When the first human genome was sequenced back at the turn of the millennium it took an international team 13 years to complete. It was also an exceptionally expensive project, costing US$3 billion. Thankfully as science has advanced genome sequencing has become much more cost effective, and much much faster.
Researchers at Rady Children’s Hospital are now able to rapidly sequence, in three days or less, the whole genome of newborns who are critically unwell from unknown causes. One child who benefited from this testing was a young boy called Maverick. He appeared healthy when he was first born, but after 6 days he began having seizures with no known cause, that did not respond to anti-seizure medications. Thankfully ultra-rapid sequencing of Maverick’s genome indicated a cause for his seizures – pyridoxine-dependent epilepsy. His doctors were able to stop Maverick’s seizures by controlling a number of dietary amino acids in addition to administering high doses of vitamin B6.

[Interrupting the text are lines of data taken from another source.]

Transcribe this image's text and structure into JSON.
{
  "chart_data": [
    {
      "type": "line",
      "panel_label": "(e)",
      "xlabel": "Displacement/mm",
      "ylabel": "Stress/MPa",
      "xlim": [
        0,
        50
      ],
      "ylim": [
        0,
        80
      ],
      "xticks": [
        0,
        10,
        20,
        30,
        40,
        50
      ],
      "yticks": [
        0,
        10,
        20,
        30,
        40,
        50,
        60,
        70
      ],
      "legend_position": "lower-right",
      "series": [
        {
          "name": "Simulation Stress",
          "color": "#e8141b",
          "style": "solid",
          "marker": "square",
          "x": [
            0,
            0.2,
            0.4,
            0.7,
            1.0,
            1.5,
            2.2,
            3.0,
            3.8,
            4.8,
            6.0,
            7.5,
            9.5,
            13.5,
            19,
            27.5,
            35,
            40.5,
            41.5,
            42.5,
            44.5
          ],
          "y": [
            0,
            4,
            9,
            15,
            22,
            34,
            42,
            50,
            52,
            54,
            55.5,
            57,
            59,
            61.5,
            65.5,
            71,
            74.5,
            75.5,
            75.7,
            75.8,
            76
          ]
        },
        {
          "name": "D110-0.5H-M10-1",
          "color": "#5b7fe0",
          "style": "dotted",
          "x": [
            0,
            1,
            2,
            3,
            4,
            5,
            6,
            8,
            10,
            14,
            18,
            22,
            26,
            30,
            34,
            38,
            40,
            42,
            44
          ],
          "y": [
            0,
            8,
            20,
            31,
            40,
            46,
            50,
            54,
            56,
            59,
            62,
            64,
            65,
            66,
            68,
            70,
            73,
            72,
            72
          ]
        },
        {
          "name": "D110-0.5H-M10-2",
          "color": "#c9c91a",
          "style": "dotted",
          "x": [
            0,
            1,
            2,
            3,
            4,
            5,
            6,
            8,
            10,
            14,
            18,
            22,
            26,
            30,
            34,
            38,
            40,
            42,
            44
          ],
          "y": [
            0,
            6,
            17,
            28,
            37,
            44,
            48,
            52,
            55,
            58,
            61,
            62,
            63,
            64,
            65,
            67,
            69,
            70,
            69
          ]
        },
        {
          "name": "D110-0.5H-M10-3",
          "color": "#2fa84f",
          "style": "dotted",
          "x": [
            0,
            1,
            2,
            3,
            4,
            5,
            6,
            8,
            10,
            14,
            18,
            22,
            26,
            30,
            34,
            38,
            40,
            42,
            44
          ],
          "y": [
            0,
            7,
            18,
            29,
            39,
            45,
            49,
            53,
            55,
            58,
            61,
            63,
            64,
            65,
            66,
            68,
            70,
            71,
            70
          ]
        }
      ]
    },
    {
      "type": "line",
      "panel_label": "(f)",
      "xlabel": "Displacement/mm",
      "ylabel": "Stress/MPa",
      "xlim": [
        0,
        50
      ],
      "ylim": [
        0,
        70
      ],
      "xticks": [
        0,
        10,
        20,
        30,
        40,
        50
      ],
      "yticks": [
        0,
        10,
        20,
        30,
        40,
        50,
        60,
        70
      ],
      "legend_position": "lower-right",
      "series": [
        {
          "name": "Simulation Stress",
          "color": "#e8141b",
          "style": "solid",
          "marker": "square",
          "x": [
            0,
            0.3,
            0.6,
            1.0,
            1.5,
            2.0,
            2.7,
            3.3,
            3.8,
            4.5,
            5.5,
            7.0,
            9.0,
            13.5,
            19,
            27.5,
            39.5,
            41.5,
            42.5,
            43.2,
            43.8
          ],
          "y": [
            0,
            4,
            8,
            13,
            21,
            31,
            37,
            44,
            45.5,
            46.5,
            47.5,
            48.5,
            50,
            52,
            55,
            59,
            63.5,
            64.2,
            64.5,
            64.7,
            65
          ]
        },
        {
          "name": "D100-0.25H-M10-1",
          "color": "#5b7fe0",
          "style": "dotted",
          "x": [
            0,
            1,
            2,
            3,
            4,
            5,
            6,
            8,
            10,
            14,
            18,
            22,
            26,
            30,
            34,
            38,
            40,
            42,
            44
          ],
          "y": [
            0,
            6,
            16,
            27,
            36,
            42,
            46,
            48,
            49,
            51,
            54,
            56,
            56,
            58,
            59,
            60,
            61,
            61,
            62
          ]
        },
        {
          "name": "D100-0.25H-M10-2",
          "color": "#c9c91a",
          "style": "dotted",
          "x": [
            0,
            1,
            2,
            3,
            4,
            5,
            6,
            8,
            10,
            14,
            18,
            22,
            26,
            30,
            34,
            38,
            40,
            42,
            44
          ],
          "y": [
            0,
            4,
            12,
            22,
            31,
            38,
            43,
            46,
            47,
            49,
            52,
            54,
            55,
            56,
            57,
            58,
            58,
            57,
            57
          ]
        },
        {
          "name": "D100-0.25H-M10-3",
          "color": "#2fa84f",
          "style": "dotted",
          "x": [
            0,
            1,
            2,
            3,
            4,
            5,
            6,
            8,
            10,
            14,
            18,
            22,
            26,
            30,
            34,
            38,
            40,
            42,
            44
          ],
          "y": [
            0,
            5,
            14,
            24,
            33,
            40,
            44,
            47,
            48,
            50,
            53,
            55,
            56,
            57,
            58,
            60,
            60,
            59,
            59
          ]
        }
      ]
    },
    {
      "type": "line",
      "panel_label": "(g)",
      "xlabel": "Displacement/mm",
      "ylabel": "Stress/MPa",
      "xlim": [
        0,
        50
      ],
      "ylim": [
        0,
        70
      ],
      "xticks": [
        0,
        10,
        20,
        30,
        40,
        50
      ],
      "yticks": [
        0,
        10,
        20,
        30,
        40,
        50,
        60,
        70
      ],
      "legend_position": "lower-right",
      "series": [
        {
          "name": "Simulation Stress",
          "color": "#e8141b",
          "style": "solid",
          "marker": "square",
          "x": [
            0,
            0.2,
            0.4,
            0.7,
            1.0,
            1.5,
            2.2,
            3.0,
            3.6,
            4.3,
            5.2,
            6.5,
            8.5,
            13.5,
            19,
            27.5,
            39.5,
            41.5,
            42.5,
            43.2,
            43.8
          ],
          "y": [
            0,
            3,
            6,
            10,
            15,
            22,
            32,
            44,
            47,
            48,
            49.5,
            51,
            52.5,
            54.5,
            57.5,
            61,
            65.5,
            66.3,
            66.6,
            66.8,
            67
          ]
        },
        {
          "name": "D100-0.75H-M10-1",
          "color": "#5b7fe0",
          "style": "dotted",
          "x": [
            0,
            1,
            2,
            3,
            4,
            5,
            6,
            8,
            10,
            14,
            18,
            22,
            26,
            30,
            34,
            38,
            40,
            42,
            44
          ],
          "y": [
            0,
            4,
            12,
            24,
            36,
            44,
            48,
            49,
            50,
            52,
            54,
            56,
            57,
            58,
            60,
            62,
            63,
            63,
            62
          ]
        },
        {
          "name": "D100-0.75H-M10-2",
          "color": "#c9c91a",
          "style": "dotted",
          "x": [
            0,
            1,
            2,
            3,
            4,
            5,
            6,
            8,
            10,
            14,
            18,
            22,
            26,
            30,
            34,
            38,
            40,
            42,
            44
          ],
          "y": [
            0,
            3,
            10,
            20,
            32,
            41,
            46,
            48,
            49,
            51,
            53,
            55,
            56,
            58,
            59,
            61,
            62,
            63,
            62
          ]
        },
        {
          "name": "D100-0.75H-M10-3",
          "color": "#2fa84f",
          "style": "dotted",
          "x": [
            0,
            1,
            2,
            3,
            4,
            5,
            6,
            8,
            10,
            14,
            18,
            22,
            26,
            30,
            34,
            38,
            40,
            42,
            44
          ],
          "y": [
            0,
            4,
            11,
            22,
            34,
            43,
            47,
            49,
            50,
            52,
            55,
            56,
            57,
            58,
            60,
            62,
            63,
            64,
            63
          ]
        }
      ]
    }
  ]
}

If this testing become standard of care for sick infants it could drastically reduce the amount of time and money spent on diagnostic tests, reduce the number of surgeries and procedures performed and reduce the amount of time spent by these sick kids in hospital. This type of testing saved Maverick’s life and could help save the lives of countless unwell infants in need of diagnosis and effective treatment for their conditions, although its use is controversial.